Но не так уж, похоже, ей и весело…
— Ну вас к шутам. — Варя Батищева выбирается из-за своего стола. — Папенькины дочки… Схожу лучше в уборную, а то вчерась дома ходила, всю задницу обморозила.
Девочки смеются.
— Боже мой! — говорит мама. — Стасик? Неужели это ты? Какими судьбами? С трудом тебя узнала.
В дверях стоит высокий молодой дяденька с очень светлыми редкими волосами. Шапку он мнет в руках.
— Ну, проходи же, не стой! Что за манера такая — стоять на пороге? Павел, ты знаешь, кто это?
— Не имею чести, — отвечает папа.
— Это Стасик, мой двоюродный брат, сын дяди Саши. Мне казалось, вы знакомы… Он до войны приезжал однажды, но ты, очевидно, в это время был в Магнитке.
— Вполне возможно, — соглашается папа.
— Ну, садись же, садись, не стой! — уговаривает мама своего двоюродного брата. — Как ты изменился — я бы на улице тебя не узнала.
— Лет немало прошло. — Стасик садится и кладет шапку на колени.
— Пойду маму позову, она обрадуется, — говорит мама. — Верно, у соседки лясы точит.

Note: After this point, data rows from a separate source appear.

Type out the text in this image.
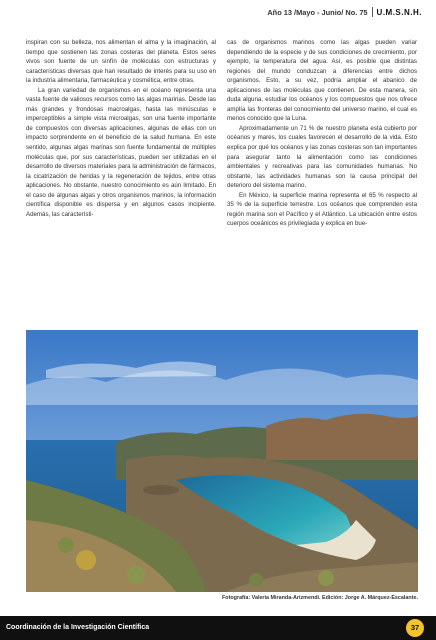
Año 13 /Mayo - Junio/ No. 75 U.M.S.N.H.

inspiran con su belleza, nos alimentan el alma y la imaginación, al tiempo que sostienen las zonas costeras del planeta. Estos seres vivos son fuente de un sinfín de moléculas con estructuras y características diversas que han resultado de interés para su uso en la industria alimentaria, farmacéutica y cosmética, entre otras.

La gran variedad de organismos en el océano representa una vasta fuente de valiosos recursos como las algas marinas. Desde las más grandes y frondosas macroalgas, hasta las minúsculas e imperceptibles a simple vista microalgas, son una fuente importante de compuestos con diversas aplicaciones, algunas de ellas con un impacto sorprendente en el beneficio de la salud humana. En este sentido, algunas algas marinas son fuente fundamental de múltiples moléculas que, por sus características, pueden ser utilizadas en el desarrollo de diversos materiales para la administración de fármacos, la cicatrización de heridas y la regeneración de tejidos, entre otras aplicaciones. No obstante, nuestro conocimiento es aún limitado. En el caso de algunas algas y otros organismos marinos, la información científica disponible es dispersa y en algunos casos incipiente. Además, las característi-

cas de organismos marinos como las algas pueden variar dependiendo de la especie y de sus condiciones de crecimiento, por ejemplo, la temperatura del agua. Así, es posible que distintas regiones del mundo conduzcan a diferencias entre dichos organismos. Esto, a su vez, podría ampliar el abanico de aplicaciones de las moléculas que contienen. De esta manera, sin duda alguna, estudiar los océanos y los compuestos que nos ofrece amplía las fronteras del conocimiento del universo marino, el cual es menos conocido que la Luna.

Aproximadamente un 71 % de nuestro planeta está cubierto por océanos y mares, los cuales favorecen el desarrollo de la vida. Esto explica por qué los océanos y las zonas costeras son tan importantes para asegurar tanto la alimentación como las condiciones ambientales y recreativas para las comunidades humanas. No obstante, las actividades humanas son la causa principal del deterioro del sistema marino.

En México, la superficie marina representa el 65 % respecto al 35 % de la superficie terrestre. Los océanos que comprenden esta región marina son el Pacífico y el Atlántico. La ubicación entre estos cuerpos oceánicos es privilegiada y explica en bue-

Fotografía: Valeria Miranda-Arizmendi. Edición: Jorge A. Márquez-Escalante.
Coordinación de la Investigación Científica	37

— Особо-то радоваться нечему… — хмурится Стасик. — Я по случаю, можно сказать, заехал… Мы, между прочим, Павел Александрович, роман ваш читали. Читали… И папаша с мамашей очень вам, между прочим, уважение свое высказывали.
Папа покашливает.
— Вы вот про Сталинград пишете. Воевали, значит… Много чего, значит, повидали… А я лично, так сказать, к фрицам в плен подался. — Стасик все мнет свою шапку. — При первой возможности, как говорится. Очень мы тогда на большевиков недовольные были. Все тогда полагали, что немцы, дескать, иначе жизнь поставят. А они, гады, еще похуже наших вышли. Но что? На мое счастье, тогда, в начале-то, родственников забирать разрешали. Так что меня благодаря этому одна женщина взяла, сыном признала. Тетенька Лиза вам это, верно, рассказывала…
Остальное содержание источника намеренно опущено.